Denn es hatte sich das Gerücht verbreitet von der schönen Figur, die im Garten des Königs aufgestellt war, und da der Garten des Sonntags allen Einwohnern von Paris geöffnet wurde, so versammelte sich am ersten Sonntag eine sehr große Menschenmenge vor der Venus. Unter dieser befand sich auch Nicolette, denn durch ihre Freundschaft für André hatte sie Liebe zur Bildhauerkunst gefaßt, und indem sie nicht wußte, daß das neue Werk Andrés sei, war sie mit andern hingegangen, es anzusehen. Wie sie es erblickte, stieß sie einen lauten Schrei aus und fiel ohnmächtig hin, und ihre Freundinnen dachten, daß ihr durch die Menge der Menschen übel geworden sei und brachten sie nach Hause. Hier aber weinte sie und erwies sich als ganz untröstlich. Wie sie allein war, schrieb sie einen Brief an André, durch welchen sie ihm anbefahl, daß er sie besuchen solle; und indem André sich wohl dachte, welches der Grund ihres Briefes war, beschloß er, sich unbefangen zu stellen, nahm das viele Geld, das er vom König bekommen hatte und ging zu ihr, in der Meinung, daß er ihr sagen wolle, da ihr der Marmor gehöre und der Körper der Figur, so solle sie ganz ihr Eigentum sein, und deshalb bringe er ihr alles Geld, das er bekommen habe, weil es ja ihr gehöre. Sie aber ließ ihn gar nicht seine ausgedachte Rede vorbringen, sondern redete sogleich zu ihm, daß er sein Versprechen nicht gehalten habe, und daß sie sich sehr schäme; und noch mehr: er habe nicht gespürt, weshalb sie sich ihm als Modell gegeben, nämlich weil sie ihn über alle Maßen geliebt; und wohl habe sie während der Arbeit gesehen, daß er von ihren Gefühlen nichts wisse, aber sie habe sich gedacht, daß die Mädchen wohl zärtlicher sind wie die Männer; und wenn sie auch eine Weile eine Eifersucht gehabt habe auf die Figur, so habe sie sich doch nachher bezwungen und sie sogar geliebt, weil sie gemeint, er liebe sie.

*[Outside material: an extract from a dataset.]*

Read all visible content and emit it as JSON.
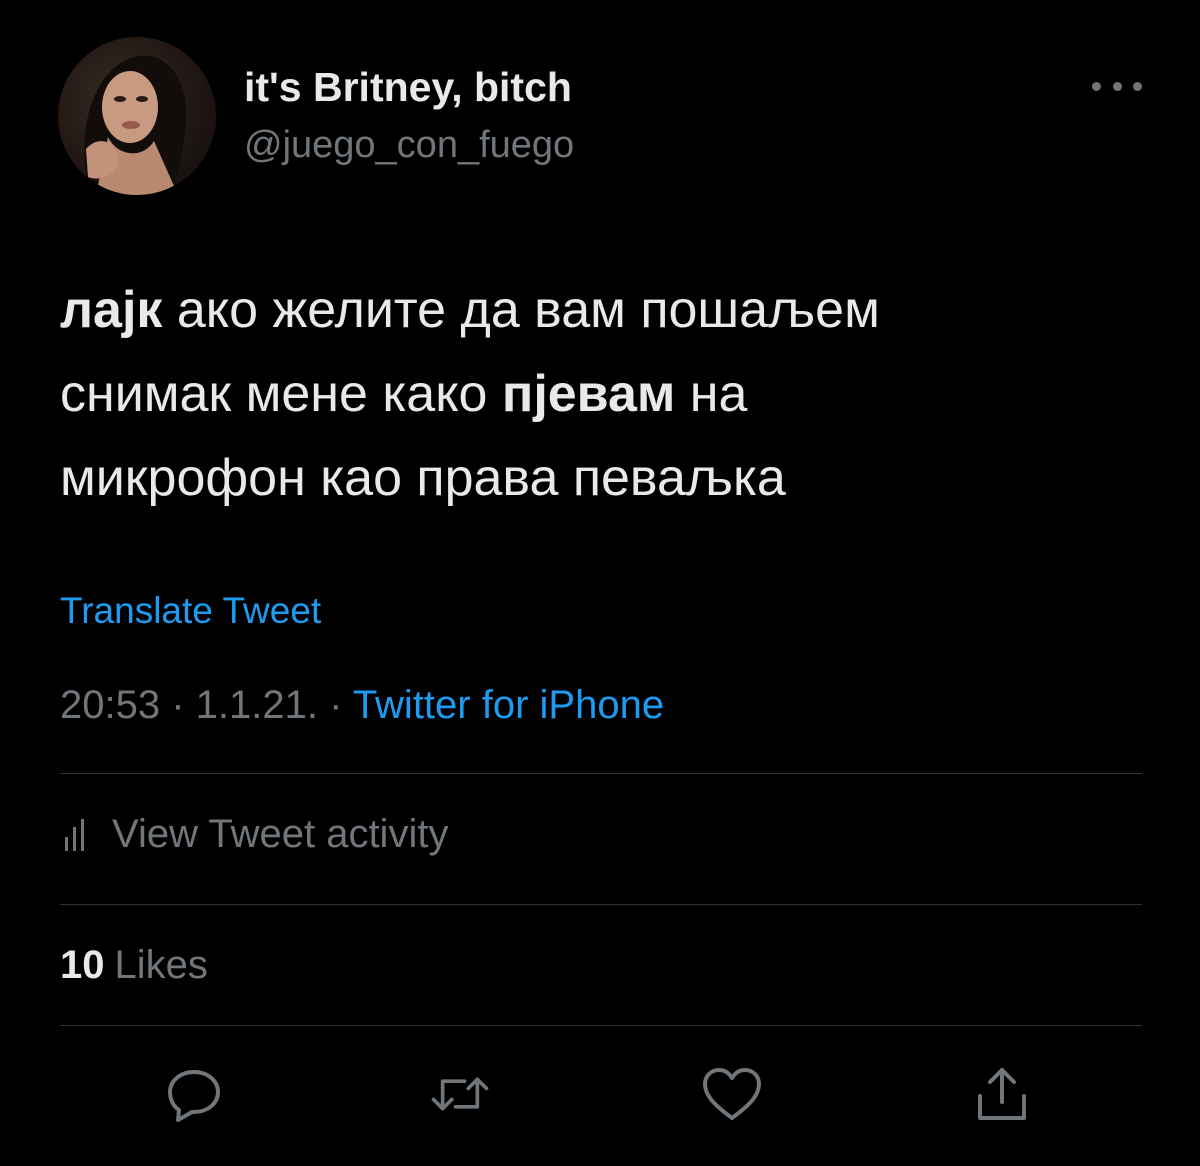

Nun sie aber gesehen, daß er das Werk fortgegeben und es sogar habe in der Öffentlichkeit ausstellen lassen, sodaß jeder es mit den Augen haben könne, da sei ihr klar geworden, daß er im Innern seiner Seele ein gemeiner und schamloser Mensch sei, wenngleich er äußerlich sogar schüchtern erscheine. Nun sei ihr jedoch das Leben in der Welt überhaupt eine Last geworden, denn alle Menschen seien anders, wie sie früher gemeint habe, und deshalb wolle sie in ein Kloster gehen, und heute sage sie ihm das letzte Lebewohl.
André ging mit bestürztem Gemüt von ihr fort und erwog alle ihre Worte wochenlang; und durch dieses Denken und Überlegen kam eine immer größere Liebe zu Nicolette in sein Herz, daß er vor übergroßer Sehnsucht schwachen Herzens wurde, träumte und nachsann mit Kummer. Der König schickte zu ihm, sprach freundlich mit ihm und gab ihm eine schöne Stellung, sodaß er keinerlei Sorgen mehr hatte um sein Auskommen und hätte arbeiten können, wie er wollte; aber er saß nur traurig in seiner Werkstatt, und es war ihm, als seien alle Pläne und Gedanken davon geflogen in die Luft.
So fand ihn nach Monaten jener vornehme Herr, der die Figur als Erster gesehen hatte, wie er gleichgültig vor einem Werk saß, das er früher gemacht hatte und mit Anstrengung und Willen etwas verändern wollte. Er sah ihm ins Gesicht und sprach zu ihm, er habe gewiß eine Liebe, die nicht erwidert werde; aber er müsse nicht verzagen, denn wenn jemand ernstlich liebe, so erwecke er auch bei dem andern eine Zuneigung, wenn dessen Herz nicht etwa vorher vergeben sei, nur müsse er heiter sein und suchen, daß er glücklich aussehe. Über diese Worte weinte André plötzlich, sodaß der Herr in Verlegenheit fortging.
In der Nacht aber nahm André einen Becher, aus dem Nicolette einmal getrunken hatte, als sie noch bei ihm war, mischte ein Gift und tötete sich selbst.